Hint : A glass sphere acts as a spherical surface, and the light ray incident behaves exactly like one incident on a spherical surface. The image distance is found with respect to the distance between the periphery of the bubble and that of the sphere.

Formula Used: The formulae used in the solution are given here.
For a spherical surface of radius $R$, $u$ is the object distance from a pole of the spherical surface, $v$ is the image distance from a pole of the spherical surface.
$\dfrac{{{\mu _2}}}{v} - \dfrac{{{\mu _1}}}{u} = \dfrac{{{\mu _2} - {\mu _1}}}{R}$ where ${\mu _1}$ is the refractive index of a medium from which rays are incident and ${\mu _2}$ is the refractive index of another medium.
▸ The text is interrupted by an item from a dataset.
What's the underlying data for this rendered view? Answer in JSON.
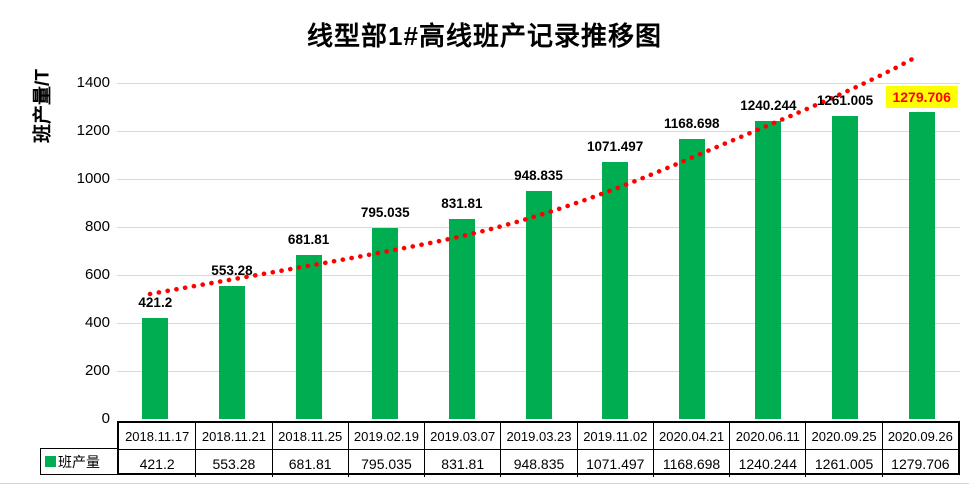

Complete step by step answer
For a spherical surface of radius $R$, $u$ is the object distance from a pole of the spherical surface, $v$ is the image distance from a pole of the spherical surface.
Let, ${\mu _1}$ is the refractive index of a medium from which rays are incident and ${\mu _2}$ is the refractive index of another medium.
Thus, we know that, $\dfrac{{{\mu _2}}}{v} - \dfrac{{{\mu _1}}}{u} = \dfrac{{{\mu _2} - {\mu _1}}}{R}$.
Given that, in a glass sphere, there is a small bubble $22 \times {10^{ - 2}}m$ from its centre. The radius of the glass sphere is $25 \times {10^{ - 2}}m$ and the refractive index of glass is 1.5.
Let, ${\mu _1}$ be the refractive index of glass and ${\mu _2}$ be the refractive index of air, $R$ is the radius of the glass sphere.
Thus, $v$ is the distance from the surface the bubble appears, if viewed along a diameter of the sphere, and $u$ is the distance between the periphery of the bubble and that of the sphere.
Given that, the refractive index of glass ${\mu _1}$ is 1.5 and the refractive index of air ${\mu _2}$ is 1. The radius of the glass sphere $R$ is $25 \times {10^{ - 2}}m$.
Assigning the values in the equation, $\dfrac{1}{v} - \dfrac{{1.5}}{{3 \times {{10}^{ - 2}}}} = \dfrac{{1.5 - 1}}{{25 \times {{10}^{ - 2}}}}$
$ \Rightarrow \dfrac{1}{v} = \dfrac{{ - 0.5}}{{25 \times {{10}^{ - 2}}}} + \dfrac{{1.5}}{{3 \times {{10}^{ - 2}}}}$
Simplifying the equation,
$\dfrac{1}{v} = \dfrac{{ - 1.5 + 37.5}}{{75 \times {{10}^{ - 2}}}}$
$\therefore v = \dfrac{{75 \times {{10}^{ - 2}}}}{{36}}m = 22.5 \times {10^{ - 2}}m$.
If the bubble is viewed along a diameter of the sphere, from the side on which it lies, it appears $22.5 \times {10^{ - 2}}m$ from the surface.
Hence the correct answer is Option A.

Note
The light ray passes from the glass sphere to the air bubble contained inside. Thus ${\mu _1}$ be the refractive index of glass and ${\mu _2}$ be the refractive index of air and not the other way round.